高い自己資本比率と潤沢なキャッシュ・フローで機動的M&Aにも対応
4. 財務状況と経営指標
財務状況は良好である。2018年12月期第2四半期末における総資産は前期末に比べ63百万円減少し1,702百万円となった。主な内訳を見ると、流動資産が前払いライセンス費用の払い出しによる原材料及び貯蔵品の減少70百万円に対し、仕掛品の増加30百万円などで前期末比38百万円の減少。固定資産がのれんの償却による16百万円減少などで25百万円の減少。流動負債が前受収益の減少などで前期末比8百万円の減少、固定負債が長期借入金の約定返済による減少62百万円などで前期末比62百万円の減少、などとなっている。
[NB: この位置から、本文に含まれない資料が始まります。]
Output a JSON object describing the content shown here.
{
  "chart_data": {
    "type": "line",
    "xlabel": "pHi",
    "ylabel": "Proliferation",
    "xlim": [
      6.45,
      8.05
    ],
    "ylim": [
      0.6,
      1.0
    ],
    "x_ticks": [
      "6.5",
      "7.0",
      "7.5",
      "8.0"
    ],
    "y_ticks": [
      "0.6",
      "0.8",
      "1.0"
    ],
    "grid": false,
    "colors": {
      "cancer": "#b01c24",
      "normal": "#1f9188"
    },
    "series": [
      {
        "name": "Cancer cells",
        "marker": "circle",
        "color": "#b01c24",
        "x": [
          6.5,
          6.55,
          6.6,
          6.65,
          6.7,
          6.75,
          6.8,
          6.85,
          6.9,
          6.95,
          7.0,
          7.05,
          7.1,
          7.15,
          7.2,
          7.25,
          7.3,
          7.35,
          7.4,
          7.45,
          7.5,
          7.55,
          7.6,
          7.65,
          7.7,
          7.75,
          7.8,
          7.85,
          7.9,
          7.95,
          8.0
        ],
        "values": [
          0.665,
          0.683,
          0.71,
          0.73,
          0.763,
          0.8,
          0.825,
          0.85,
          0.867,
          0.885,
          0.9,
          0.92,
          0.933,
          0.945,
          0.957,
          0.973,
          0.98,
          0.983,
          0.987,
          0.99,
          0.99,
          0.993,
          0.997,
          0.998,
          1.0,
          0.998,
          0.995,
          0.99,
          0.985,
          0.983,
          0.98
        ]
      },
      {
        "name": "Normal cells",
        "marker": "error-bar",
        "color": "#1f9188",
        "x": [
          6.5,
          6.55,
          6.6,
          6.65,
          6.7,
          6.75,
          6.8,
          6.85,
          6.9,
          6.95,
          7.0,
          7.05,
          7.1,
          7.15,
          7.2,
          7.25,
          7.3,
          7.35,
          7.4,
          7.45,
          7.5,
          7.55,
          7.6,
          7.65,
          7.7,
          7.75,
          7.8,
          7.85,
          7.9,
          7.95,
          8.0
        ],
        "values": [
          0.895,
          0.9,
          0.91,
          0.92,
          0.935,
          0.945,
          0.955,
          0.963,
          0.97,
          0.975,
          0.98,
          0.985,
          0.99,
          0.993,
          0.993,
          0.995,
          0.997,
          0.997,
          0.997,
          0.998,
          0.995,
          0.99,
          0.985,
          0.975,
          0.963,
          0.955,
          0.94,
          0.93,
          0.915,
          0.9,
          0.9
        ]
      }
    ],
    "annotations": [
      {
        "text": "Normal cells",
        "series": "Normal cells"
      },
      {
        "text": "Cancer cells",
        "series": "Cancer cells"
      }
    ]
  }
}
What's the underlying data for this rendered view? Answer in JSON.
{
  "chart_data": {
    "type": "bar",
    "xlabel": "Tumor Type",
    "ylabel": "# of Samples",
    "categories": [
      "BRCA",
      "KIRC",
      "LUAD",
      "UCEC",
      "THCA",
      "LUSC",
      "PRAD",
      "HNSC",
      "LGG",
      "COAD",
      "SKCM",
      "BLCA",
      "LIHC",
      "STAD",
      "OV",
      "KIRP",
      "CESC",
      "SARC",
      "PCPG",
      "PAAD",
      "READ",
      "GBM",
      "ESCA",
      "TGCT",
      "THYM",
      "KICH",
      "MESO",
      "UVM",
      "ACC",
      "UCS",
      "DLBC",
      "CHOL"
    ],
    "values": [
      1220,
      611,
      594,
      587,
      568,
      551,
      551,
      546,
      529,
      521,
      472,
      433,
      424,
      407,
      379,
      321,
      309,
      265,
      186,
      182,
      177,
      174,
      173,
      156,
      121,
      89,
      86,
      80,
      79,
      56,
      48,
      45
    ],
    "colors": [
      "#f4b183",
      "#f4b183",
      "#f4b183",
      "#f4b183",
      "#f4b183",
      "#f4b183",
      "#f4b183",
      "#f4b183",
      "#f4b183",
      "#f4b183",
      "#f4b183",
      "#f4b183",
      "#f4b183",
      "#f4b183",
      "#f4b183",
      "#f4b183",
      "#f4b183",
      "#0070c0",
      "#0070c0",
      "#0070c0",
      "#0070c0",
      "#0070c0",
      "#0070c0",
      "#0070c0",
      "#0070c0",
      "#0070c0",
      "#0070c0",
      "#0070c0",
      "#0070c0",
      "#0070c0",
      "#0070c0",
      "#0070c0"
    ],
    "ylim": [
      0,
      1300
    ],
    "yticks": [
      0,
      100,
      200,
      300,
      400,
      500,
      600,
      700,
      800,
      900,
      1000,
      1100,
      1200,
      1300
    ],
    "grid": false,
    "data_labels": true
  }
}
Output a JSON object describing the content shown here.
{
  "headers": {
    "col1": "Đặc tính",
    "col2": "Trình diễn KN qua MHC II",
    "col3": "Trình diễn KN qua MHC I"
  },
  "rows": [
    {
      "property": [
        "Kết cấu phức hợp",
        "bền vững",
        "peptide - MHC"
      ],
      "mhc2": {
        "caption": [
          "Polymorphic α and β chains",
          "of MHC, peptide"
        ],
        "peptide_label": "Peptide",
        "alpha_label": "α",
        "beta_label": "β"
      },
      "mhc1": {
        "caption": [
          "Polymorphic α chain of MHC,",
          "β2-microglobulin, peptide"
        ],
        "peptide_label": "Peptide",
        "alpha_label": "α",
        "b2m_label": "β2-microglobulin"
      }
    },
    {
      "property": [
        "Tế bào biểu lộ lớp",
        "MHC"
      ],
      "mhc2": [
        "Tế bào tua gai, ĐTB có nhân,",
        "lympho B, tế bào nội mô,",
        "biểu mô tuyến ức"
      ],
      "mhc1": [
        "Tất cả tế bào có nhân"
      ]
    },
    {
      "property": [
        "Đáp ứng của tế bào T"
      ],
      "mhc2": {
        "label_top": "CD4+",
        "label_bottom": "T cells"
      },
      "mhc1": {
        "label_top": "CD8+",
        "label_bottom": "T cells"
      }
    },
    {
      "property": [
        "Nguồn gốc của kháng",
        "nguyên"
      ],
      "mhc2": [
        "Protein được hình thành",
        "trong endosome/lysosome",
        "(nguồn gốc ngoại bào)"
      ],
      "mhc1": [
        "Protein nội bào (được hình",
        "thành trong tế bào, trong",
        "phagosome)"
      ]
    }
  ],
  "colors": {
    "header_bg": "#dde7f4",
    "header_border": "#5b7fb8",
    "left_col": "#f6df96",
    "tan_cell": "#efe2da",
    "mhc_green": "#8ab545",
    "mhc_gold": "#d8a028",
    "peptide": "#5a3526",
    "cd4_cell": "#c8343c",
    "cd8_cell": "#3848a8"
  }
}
経営指標を見てみると、2018年12月期第2四半期末で同社の自己資本比率は76.4%となっている。内部留保が厚く、自己資本のうち9割超が現預金残高で手元資金は潤沢である。ロイヤリティ収入が主体のため、売掛金残高も比較的少なく、流動比率は一般的に健全と言われる200%以上をはるかに上回り400%以上を維持している。前々期第4四半期でライセンス費用の前払いに充当するため、約3.7億円の長期借入を行い、その残高が一部残っているが、着実に返済が進んでおり、有利子負債比率は逓減している。借入は機動的なM&Aのために手元現預金を確保することと、為替差損の縮小などの目的で行っており、一時的なものと考えられる。また、今後は新規事業開発に注力することで、M&Aによる投資や受託開発部分の売掛金の増加も想定されるが、全体のバランスシート上では影響は軽微と思われる。収益性を表すROA、ROE、売上高営業利益率については、ロイヤリティ収入の伸び悩みによる収益の低迷を反映して、前年同期比でやや悪化したり低水準に見えたりするが、前期末比では改善している。一時的な収益低迷はあるものの、引き続き比較的潤沢なキャッシュも保有し、今後想定されるAI、IoTなどの新規分野への展開に対して成長投資を行うことが可能な財務状況である。